ยง Longest Convex Subsequence DP
- This was an enlightening problem to solve due to the presence of many degenerate cases.
- The question: given an array
xs[], find the length of the longest subsequence ys[] such that for all indexes 0 <= l < m < r < |ys|, we have that 2*ys[m] < ys[l] + ys[r]. - Key DP idea:
dp[maxm][maxr] is the length of the longest convex subsequence with penultimate index <= maxm and final index <= maxr.
- The bare recurrence (without thinking about base cases) can be implemented as follows:
int f(vector<int> &xs) {
const int n = xs.size();
vector<vector<int>> dp(n, vector<int>(n, 0));
for (int r = 0; r < n; ++r) {
for (int m = 0; m < r; ++m) {
for (int l = 0; l < m; ++l) {
if (2 * xs[m] < xs[l] + xs[r]) {
dp[m][r] = max<int>(dp[m][r], 1 + dp[l][m]);
}
}
}
}
return ???;
}
- The "problem" is to deal with the degenrate cases where the array has only length 0, length 1, or length 2 when the DP conditions don't kick in. How does one implement these neatly?

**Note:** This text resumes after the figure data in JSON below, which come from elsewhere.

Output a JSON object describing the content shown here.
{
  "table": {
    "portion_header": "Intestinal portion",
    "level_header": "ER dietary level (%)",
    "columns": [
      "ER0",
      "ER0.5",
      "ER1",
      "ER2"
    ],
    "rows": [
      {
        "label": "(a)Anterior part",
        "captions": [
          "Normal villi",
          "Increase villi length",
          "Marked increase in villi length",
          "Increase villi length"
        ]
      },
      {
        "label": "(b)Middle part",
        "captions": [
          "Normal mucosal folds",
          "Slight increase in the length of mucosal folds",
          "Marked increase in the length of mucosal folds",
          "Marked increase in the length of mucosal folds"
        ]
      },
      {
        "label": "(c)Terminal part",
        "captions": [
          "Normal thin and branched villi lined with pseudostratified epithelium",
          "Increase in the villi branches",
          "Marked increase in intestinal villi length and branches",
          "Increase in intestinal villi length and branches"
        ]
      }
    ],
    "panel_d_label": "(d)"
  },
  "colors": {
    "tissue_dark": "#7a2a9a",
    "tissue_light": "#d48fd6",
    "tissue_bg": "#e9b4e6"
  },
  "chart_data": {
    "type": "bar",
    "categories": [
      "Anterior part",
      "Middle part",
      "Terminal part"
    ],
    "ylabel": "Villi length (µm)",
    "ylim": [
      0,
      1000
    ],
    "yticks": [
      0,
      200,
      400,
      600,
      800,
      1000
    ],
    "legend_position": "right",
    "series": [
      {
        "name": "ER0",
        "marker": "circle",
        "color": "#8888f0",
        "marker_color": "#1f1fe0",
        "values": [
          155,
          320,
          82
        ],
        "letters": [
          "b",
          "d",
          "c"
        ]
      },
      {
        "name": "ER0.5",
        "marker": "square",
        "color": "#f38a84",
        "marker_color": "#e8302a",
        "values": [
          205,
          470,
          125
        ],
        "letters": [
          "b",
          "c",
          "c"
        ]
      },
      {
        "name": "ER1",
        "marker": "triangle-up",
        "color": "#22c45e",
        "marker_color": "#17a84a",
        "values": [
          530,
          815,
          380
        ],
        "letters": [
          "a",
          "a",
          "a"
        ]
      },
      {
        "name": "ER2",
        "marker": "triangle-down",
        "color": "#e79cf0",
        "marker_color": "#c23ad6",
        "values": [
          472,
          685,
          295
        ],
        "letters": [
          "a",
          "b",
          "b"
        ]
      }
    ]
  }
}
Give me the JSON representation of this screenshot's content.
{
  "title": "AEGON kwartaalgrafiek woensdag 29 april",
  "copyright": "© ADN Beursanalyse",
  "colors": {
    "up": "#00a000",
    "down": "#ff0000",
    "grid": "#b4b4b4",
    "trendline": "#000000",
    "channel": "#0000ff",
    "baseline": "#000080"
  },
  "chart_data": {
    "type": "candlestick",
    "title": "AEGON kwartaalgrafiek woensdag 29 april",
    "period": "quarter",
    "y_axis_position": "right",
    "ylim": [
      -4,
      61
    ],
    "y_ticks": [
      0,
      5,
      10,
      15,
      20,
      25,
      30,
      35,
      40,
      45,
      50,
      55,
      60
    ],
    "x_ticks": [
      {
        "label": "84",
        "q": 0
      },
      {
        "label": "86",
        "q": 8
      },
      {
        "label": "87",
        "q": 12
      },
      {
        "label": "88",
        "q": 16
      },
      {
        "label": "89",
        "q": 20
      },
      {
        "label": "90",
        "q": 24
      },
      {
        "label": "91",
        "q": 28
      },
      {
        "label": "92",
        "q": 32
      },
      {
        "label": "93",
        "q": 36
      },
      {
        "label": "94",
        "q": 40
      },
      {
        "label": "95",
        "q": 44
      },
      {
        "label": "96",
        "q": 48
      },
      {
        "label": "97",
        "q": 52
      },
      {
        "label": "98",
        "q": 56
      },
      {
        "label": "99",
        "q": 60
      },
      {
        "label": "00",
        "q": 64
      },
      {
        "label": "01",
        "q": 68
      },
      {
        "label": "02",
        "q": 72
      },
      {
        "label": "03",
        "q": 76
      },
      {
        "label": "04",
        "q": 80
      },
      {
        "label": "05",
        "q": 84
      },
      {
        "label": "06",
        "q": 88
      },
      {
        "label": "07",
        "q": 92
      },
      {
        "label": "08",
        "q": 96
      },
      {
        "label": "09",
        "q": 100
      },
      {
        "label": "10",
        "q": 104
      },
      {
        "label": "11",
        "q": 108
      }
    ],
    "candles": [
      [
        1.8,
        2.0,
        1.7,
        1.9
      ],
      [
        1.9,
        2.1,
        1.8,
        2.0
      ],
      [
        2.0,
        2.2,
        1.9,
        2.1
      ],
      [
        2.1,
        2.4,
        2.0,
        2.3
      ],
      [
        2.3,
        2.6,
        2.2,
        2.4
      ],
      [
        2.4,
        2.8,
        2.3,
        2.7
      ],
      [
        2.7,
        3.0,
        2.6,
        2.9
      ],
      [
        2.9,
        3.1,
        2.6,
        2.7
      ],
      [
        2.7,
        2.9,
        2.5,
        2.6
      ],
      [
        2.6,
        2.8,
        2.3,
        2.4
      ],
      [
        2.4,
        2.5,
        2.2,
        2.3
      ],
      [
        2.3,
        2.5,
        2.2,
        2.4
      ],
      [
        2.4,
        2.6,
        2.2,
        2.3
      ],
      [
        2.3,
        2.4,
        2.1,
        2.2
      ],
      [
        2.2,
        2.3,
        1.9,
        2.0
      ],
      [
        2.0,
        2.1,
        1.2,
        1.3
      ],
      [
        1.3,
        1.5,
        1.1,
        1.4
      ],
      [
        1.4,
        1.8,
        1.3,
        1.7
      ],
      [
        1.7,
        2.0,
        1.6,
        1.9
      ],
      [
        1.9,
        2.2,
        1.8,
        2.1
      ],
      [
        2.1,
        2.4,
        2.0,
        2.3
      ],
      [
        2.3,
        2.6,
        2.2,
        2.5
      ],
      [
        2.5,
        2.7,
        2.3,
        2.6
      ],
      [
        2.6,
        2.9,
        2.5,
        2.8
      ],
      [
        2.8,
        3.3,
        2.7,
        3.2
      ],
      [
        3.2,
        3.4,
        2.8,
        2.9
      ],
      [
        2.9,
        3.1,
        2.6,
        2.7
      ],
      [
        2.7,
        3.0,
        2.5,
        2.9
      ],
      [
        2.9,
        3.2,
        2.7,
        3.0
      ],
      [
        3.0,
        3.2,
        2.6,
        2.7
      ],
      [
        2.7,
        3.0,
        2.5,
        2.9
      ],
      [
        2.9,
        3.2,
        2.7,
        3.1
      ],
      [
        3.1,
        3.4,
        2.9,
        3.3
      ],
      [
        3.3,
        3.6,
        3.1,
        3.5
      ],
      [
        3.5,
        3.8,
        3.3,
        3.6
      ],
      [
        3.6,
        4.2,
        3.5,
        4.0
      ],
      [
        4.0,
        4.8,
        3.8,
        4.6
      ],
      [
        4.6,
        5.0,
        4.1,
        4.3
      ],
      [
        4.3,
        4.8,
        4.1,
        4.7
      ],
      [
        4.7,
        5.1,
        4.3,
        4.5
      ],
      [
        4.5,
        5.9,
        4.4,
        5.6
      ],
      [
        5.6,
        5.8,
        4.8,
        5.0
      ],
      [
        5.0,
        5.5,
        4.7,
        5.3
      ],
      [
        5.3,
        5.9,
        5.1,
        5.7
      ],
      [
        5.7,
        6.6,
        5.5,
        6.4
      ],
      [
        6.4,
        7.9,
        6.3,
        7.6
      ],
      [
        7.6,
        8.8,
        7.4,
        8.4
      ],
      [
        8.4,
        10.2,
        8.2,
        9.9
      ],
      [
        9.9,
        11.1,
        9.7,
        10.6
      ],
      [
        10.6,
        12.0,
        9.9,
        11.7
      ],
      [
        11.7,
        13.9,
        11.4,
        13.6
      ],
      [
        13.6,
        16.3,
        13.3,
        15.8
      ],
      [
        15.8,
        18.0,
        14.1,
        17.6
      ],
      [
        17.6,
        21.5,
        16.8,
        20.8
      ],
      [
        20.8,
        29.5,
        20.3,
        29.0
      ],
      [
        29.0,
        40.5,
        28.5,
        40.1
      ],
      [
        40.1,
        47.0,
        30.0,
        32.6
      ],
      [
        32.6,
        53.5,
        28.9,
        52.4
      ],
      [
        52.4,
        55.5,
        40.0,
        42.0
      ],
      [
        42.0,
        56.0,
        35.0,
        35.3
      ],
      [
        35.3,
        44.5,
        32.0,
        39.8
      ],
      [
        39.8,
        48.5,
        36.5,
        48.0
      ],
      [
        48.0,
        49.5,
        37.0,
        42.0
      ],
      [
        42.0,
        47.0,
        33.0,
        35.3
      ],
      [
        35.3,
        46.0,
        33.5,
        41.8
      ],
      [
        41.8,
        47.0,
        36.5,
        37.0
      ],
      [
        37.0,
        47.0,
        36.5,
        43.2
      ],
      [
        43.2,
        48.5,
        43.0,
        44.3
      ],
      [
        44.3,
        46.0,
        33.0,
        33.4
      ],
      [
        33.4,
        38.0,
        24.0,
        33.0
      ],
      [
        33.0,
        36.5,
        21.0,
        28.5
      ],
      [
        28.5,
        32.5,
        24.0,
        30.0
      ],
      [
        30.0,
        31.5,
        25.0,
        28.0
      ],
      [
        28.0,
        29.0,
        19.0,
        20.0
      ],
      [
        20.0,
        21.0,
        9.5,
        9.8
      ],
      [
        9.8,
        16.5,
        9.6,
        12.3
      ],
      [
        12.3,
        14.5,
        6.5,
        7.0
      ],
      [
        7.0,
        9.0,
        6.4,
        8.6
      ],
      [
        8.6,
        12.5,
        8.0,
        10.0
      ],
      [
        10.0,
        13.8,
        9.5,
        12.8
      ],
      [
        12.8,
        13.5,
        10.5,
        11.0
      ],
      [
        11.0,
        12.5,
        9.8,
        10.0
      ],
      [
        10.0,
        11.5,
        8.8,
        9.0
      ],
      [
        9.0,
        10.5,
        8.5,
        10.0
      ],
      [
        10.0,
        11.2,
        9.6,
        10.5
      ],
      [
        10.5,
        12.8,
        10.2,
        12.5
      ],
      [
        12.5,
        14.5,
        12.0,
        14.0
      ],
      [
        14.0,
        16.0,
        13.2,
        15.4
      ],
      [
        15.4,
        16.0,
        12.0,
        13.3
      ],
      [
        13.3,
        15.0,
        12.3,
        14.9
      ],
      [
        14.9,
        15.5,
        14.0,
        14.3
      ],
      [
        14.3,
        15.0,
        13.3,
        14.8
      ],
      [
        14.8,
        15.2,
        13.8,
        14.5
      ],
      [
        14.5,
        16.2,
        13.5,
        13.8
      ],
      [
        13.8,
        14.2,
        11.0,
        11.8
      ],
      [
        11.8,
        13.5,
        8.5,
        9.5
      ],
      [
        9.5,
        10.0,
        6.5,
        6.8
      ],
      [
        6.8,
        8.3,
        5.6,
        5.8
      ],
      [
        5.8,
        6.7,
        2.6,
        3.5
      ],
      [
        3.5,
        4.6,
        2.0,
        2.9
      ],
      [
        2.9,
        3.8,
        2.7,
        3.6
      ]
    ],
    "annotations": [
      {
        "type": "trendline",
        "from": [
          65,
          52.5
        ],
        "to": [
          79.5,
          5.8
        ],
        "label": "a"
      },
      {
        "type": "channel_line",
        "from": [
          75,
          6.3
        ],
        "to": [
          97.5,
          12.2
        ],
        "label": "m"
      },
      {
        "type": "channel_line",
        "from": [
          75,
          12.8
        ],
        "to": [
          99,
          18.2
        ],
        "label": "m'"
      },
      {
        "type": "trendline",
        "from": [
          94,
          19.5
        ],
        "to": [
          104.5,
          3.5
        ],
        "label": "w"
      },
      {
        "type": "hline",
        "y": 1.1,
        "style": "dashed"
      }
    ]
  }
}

- The insight is to see that at each location in the program, we have a lower bound on the best DP value we can achieve. For example, at the beginning, we know that
best >= 0. When we enter into the loop of r, we know that we have at least one element, so best >= 1, and so on. If we insert these lower bounds systematically into the code, we arrive at:
int f(vector<int> &xs) {
const int n = xs.size();
vector<vector<int>> dp(n, vector<int>(n, 0));
int best = 0;
for (int r = 0; r < n; ++r) {
ATLEAST1: best = max<int>(best, 1);
for (int m = 0; m < r; ++m) {
ATLEAST2: best = max<int>(best, 2);
dp[m][r] = 2;
for (int l = 0; l < m; ++l) {
if (2 * xs[m] < xs[l] + xs[r]) {
dp[m][r] = max<int>(dp[m][r], 1 + dp[l][m]);
}
best = max<int>(best, dp[m][r]);
}
}
}
return best;
}
- We see that whenever we "learn" more information, we increase
best, possibly without being able to even initialize dp[.][.]! This happens for example at ATLEAST1:, where we have one element so we know that best >= 1, but we don't have two elements to initialize the DP array.